For my beginnings, I tend to do two things: 1) remember past beginnings that went great -- I harness those positive feelings and carry them with me 2) take it easy & have no expectations -- things will be what they are ... I can process them and check in with my gut once the hard part (setting out) has been taken care of. In the meantime, I'm relaxed in the process.

Dani, I understand completely. I am embarking on a different phase of life--retiring from this long career. I would say that one of the main things to remember is to be a team player. Trusting the people that I work with and not micro-managing has helped bring much success to this organization over the many years that I have been here. Individually we don't make as much of an impact as when we all work together. Good luck with your new position.

I wish you the best of luck with your new job. You're going to do great, and they're lucky to have you :)

Hi Dani, I always think 'when in doubt, smile'. That's helped me few quite a few situations, including being new at something. I'm looking forward to hearing about your first day.
Topi

Liz - I'm glad you could relate to this post. I hope these tips help you with your new move. I'm sure it'll be great!

Eduardo - That's a really great point about how having a positive attitude means not just having it in a particular moment, but actually having an entire re-haul in terms of beliefs. It's something I'm very familiar with and it's a great point!

J.D. - Good points. Being friendly (which I really tried to do today) makes everything much better. "We can agree to disagree" is a great reminder when it comes to getting along with others.

Catherine - The first day went really well! I really appreciate your comment on this post and your insights about looking at things from the other side. It's a great point and I'm going to keep it in mind. Thanks!

Chania Girl - Thanks for those two great suggestions! As you wrote, I am already looking forward to Day 2! It was a good first day and I'm really glad you commented. Thanks for stopping by!

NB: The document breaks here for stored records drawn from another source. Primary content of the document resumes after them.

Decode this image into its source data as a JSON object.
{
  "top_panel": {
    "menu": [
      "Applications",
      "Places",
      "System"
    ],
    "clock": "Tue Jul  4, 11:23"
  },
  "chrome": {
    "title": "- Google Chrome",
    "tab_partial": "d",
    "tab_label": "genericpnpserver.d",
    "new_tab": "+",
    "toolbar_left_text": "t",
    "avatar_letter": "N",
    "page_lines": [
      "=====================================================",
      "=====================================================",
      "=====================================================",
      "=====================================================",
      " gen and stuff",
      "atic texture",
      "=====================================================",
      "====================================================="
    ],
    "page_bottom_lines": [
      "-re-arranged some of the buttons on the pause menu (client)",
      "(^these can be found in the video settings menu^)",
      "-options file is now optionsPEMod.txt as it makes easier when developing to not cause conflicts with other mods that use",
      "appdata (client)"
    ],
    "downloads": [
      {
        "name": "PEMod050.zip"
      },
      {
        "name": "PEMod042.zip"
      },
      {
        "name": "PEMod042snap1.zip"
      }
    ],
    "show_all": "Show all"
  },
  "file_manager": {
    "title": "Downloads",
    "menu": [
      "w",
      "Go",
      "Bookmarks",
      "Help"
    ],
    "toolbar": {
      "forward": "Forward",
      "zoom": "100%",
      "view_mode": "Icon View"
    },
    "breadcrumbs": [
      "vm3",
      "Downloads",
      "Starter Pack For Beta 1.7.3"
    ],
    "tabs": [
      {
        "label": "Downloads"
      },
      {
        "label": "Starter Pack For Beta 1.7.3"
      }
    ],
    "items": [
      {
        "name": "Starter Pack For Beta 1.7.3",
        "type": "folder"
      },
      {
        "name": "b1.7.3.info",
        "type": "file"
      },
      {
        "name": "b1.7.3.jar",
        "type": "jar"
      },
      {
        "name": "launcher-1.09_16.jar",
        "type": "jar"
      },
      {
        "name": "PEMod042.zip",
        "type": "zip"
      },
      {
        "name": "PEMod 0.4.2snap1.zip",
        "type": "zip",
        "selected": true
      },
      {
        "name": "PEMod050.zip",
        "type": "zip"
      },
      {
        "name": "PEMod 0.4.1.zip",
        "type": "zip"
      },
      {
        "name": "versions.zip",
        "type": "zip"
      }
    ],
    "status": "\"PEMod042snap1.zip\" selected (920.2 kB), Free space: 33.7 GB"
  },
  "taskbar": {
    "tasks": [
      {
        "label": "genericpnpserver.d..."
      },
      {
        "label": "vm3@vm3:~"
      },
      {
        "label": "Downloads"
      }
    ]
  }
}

Syd - Thanks for sharing your experience with this comment. Teamwork is so important and I'll make sure I keep that in mind at my new job.

Melissa - Thank you so much! It means a lot to me to read your positive outlook on my new job. Thanks for taking the time to comment.

Topi - Good point! Smiling not only puts others at ease, but also makes us feel better as well. The first day went really well and there was definitely a lot of smiling!

good luck Dani ! your such an inspiration =)

Hi,

There's a model that I study that presumes that one is either in an inhibitory bias or an excitatory or generative bias. This may fit into what you've written. The summary is below:

There are two basic biases an individual can have as they orient themselves in the world – inhibitory and excitatory. A person with an inhibitory bias sorts for and notices the problems and limitations of the situation. A person with an excitatory bias sorts for and notices the possibilities and potential. Neither of them are True, both of them bias the system. While still able to notice problems, a person with a baseline excitatory bias is naturally healthier and more potent.

Best,
T

Brilliantly said! Thanks.

Rocky - Thank you! I'm so glad you think so! Thanks for leaving the comment. Comments are one of the things that inspire me.

T - I really appreciate you sharing that information in your comment. That's a really interesting model and, from my experience, it seems to be quite true. Now, the question is: can people change from one bias to another?

Derrick - Thank you! I appreciate the comment!

What great advice

Zoya - Thank you! I'm glad you got something out of reading this post.